Your Credit Score is of the Utmost Importance

Many folks are downright obsessed with their credit scores. If you google “improve my credit score,” you’ll get 245 million results! Unless you’re in the process of qualifying for a mortgage or recovering from bankruptcy, you really shouldn’t be hyper-focused on it. Of course, sometimes this is easier said than done, since you might be able to see your score every time you log in to see your bank account, credit card, or personal finance app.  

Some time ago, I invited a credit expert to teach my clients a Credit 101 webinar.  How credit scores are calculated is something we should understand. This credit expert knew all the tricks for achieving a stellar score. By the time the webinar ended, all of our heads were spinning. She achieved an amazing credit score by having over a dozen credit credits with an elaborate spreadsheet calculating how much money to charge on each every month and multiple payments of varying amounts timed just right. Honestly, this approach is as unhealthy as the “ignore your score” camp, and here’s why.

1.) Your credit score only measures your “success” with debt. Your credit score takes into account the following: payment history, amounts owed, length of credit history, new credit, and mix of credit. If you “play nice” with your debt, make payments on time, have enough debt (but not too much!), you’re rewarded with a good score. The purpose of your credit score is to let banks know if you’re a good little borrower!
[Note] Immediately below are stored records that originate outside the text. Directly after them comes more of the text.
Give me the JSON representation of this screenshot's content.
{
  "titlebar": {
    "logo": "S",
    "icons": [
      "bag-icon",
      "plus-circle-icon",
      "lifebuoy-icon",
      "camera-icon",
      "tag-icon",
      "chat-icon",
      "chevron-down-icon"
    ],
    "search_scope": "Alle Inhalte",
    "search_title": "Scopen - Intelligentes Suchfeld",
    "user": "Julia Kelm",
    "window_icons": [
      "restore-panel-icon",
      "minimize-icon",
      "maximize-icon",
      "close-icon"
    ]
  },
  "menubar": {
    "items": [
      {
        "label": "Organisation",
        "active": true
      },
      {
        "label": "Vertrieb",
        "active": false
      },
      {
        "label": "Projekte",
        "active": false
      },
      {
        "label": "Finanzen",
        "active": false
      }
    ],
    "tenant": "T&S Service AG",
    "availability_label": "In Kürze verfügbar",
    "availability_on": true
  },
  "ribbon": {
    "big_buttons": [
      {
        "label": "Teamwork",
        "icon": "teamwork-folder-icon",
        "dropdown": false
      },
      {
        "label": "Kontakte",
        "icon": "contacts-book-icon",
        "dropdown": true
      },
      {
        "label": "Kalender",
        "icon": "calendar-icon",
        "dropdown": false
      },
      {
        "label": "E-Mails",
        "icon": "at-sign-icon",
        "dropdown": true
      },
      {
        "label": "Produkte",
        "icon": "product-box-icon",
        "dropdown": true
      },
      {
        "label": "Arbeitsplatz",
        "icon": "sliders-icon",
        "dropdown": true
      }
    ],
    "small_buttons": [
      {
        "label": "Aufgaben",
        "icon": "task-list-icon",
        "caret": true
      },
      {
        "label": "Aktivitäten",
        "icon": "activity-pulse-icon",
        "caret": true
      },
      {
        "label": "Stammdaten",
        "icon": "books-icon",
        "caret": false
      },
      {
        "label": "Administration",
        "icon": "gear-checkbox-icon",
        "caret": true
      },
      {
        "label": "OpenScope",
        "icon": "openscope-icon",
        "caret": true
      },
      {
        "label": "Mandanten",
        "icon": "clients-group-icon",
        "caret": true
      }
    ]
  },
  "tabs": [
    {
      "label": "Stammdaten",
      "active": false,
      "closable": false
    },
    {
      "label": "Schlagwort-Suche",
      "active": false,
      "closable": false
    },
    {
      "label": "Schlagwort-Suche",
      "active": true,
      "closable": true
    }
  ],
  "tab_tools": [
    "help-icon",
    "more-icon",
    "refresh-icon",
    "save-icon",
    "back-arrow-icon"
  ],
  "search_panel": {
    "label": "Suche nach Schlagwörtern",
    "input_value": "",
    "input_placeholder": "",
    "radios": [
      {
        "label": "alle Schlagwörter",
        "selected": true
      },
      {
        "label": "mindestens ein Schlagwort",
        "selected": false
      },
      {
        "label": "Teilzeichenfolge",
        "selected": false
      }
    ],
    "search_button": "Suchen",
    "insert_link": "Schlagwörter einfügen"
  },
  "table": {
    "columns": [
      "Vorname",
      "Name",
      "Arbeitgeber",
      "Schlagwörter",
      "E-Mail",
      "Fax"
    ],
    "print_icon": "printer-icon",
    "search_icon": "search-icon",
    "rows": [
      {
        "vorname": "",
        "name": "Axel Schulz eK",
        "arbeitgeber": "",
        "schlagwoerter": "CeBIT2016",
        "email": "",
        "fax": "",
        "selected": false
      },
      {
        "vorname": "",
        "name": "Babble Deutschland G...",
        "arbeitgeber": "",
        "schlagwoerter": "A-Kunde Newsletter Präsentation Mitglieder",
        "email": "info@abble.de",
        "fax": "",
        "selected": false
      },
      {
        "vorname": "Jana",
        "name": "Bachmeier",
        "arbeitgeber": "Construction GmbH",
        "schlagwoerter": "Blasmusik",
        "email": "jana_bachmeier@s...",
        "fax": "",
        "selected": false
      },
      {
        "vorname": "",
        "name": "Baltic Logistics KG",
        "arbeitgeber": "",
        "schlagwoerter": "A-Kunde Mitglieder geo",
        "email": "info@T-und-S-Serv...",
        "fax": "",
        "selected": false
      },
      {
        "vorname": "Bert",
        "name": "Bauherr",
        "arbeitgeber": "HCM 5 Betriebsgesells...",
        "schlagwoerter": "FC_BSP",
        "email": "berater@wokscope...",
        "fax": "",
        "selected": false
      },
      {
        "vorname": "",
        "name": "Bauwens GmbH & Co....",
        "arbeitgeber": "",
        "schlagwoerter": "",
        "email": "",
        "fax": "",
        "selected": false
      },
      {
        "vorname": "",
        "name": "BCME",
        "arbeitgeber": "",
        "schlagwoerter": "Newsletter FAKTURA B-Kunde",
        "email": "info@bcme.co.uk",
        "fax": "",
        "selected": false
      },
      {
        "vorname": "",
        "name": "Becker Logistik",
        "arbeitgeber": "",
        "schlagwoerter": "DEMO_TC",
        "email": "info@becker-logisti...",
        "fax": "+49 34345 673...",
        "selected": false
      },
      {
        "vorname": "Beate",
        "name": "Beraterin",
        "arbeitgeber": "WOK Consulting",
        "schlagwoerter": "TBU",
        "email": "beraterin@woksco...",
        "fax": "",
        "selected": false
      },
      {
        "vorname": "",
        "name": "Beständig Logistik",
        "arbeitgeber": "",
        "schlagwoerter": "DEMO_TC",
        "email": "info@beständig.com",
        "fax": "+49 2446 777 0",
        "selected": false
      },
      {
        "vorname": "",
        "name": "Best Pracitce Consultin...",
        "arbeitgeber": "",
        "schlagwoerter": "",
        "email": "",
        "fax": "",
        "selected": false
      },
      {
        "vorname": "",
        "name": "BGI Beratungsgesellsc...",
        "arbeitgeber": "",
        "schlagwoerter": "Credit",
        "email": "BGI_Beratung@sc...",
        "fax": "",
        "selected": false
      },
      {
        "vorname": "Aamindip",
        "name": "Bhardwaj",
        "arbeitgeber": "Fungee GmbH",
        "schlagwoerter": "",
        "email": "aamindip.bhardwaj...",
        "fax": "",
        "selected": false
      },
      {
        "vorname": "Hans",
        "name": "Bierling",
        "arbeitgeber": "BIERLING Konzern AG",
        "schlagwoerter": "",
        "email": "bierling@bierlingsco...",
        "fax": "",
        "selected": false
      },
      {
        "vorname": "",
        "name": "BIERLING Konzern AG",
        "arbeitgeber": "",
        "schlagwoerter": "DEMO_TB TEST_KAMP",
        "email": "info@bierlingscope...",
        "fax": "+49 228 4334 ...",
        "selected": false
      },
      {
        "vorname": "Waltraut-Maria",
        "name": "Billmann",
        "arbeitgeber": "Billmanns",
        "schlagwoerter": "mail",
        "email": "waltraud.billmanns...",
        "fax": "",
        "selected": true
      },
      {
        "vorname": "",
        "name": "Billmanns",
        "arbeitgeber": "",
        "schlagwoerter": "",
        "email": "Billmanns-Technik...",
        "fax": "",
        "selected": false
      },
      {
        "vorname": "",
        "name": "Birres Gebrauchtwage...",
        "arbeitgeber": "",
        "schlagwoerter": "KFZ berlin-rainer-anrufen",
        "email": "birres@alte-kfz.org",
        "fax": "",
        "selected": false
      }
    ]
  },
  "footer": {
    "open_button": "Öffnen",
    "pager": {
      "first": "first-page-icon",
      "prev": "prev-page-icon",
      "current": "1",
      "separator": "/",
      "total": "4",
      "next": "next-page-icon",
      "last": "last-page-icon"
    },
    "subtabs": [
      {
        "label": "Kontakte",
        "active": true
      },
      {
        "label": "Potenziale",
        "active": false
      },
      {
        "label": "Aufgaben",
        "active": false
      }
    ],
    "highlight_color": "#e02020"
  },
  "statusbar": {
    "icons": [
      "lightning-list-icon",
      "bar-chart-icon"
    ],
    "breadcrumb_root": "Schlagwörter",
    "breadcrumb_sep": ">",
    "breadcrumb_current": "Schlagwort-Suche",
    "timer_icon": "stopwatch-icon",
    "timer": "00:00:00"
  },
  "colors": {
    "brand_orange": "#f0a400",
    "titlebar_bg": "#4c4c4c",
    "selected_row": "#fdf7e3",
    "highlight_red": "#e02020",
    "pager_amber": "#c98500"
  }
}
2.) Your credit score is NOT the best measure of your financial success. Ultimately, your net worth is the key money metric you want to focus on. Your net worth is what you own (assets) minus what you owe (debts). Two people could have identical credit scores, but very different net worth numbers. Your credit score doesn’t take into consideration your income, bank account balances, investments, home equity, or business ownership. You could win the lottery tomorrow, increasing your bank balance by $20 million dollar, and your credit score would not go up by one puny point! If my clients are going to be obsessed with improving only one financial number, I’d prefer it be net worth.

3.) Your credit score is only one small piece of your financial health. You wouldn’t define your physical health solely by your blood pressure numbers! In the same way, when we approach our financial health, we need to look at ALL the numbers that matter: net worth, income, cash flow, savings, investments, and yes, your credit score. The bottom line is that we should be aware of our credit scores without being obsessed with them!